You can read focus areas and support flags as signals for teaching follow-up, not as replacement judgment.

Keep in mind

  • Focus areas summarize concepts to reteach and can include affected student names when student-level focus-area detail is available.
  • The students-needing-support table is separate from focus areas and is based on students below the support threshold.
  • Treat analytics as directional and actionable, not as a replacement for teacher judgment.

Notes

  • Focus area tiles include affected students when the analytics run has enough student-level focus-area detail.
  • Use the View link on summary tiles to jump to the matching section lower on the analytics page.

Use Groups by Question when you want intervention groups based on exactly which questions students missed or partially missed.

Step by step

  1. Grade or match uploaded submissions in Classwise so each submission has a question-level grade breakdown.
  2. Open the analytics view for the assessment.
  3. Find the Groups by Question section.
  4. Sort by group, student count, average on question, or breakdown if you need to prioritize the largest or lowest-performing groups.
  5. Choose View students for a question group to open the drawer.
  6. Review the Student name and Score/Total columns, copy the affected student names if you want to form a small group, or open a submission in a new tab for more context.

You should see

Teachers can identify exactly which students missed or partially missed each question and open the relevant submissions for review.

Keep in mind

  • Classwise does not need an LLM to form these groups.

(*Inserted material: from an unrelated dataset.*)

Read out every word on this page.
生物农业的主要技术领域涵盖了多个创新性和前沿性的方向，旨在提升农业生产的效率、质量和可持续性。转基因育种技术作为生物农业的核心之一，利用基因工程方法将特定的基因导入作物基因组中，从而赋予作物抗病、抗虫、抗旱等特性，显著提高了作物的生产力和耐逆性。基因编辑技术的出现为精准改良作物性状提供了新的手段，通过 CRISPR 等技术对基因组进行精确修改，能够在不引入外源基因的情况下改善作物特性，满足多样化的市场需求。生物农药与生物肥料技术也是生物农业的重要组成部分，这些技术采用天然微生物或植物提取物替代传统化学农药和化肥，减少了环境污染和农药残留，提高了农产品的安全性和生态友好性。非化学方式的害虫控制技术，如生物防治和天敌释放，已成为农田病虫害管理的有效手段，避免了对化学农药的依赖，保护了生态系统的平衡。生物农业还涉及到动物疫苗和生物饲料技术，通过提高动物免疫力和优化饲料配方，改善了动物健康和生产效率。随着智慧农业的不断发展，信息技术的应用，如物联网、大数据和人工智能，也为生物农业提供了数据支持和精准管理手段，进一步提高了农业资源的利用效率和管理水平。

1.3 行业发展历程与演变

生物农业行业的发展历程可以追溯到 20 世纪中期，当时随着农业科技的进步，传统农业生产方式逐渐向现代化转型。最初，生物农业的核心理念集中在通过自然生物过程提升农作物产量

The grouping is deterministic from graded question scores.
  • A student appears in a question group when their points earned for that question are below the question total.
  • Fully correct questions and zero-point/malformed question rows are not treated as affected work.
  • This supports teachers who scan paper tests into Classwise after grading, as long as the submissions are graded or matched through the platform so question-level scores exist.

Notes

  • Groups by Question is based on the assessment grade breakdown after work has been graded in Classwise.
  • The grouping is deterministic: a student appears in a question group when their score for that question is below the question total.
  • Teachers can sort the group table, view the affected students, copy student names, and open individual submissions in a new tab.
  • Uploaded paper submissions still need to be graded or matched through the Classwise grading workflow before question-level analytics can be computed.

Keep in mind

Groups by Question depends on Classwise having question-level grading data. If a teacher uploads already-marked work but does not grade or match it through Classwise, the analytics page cannot reliably compute question groups from the marks alone.

Time-saved numbers are best used as a planning and communication aid, not as a literal accounting record.

Step by step

  1. Open the analytics or overview surface where time saved appears.
  2. Read the value as an estimate of workflow efficiency rather than a stopwatch total.
  3. Use the trend direction to support planning, staffing, or rollout conversations.

You should see

Time-saved reporting is understood as an estimate that helps explain workflow impact, not as a compliance metric.

Keep in mind

  • First-pass grading and regrades are not weighted the same way.
  • Do not turn time saved into over-precise performance claims.

Keep in mind

Use the analytics and time-saved numbers to support teaching and planning decisions, not as over-precise performance claims.

Limitations

  • Time-saved values should not be treated as auditable payroll or performance data.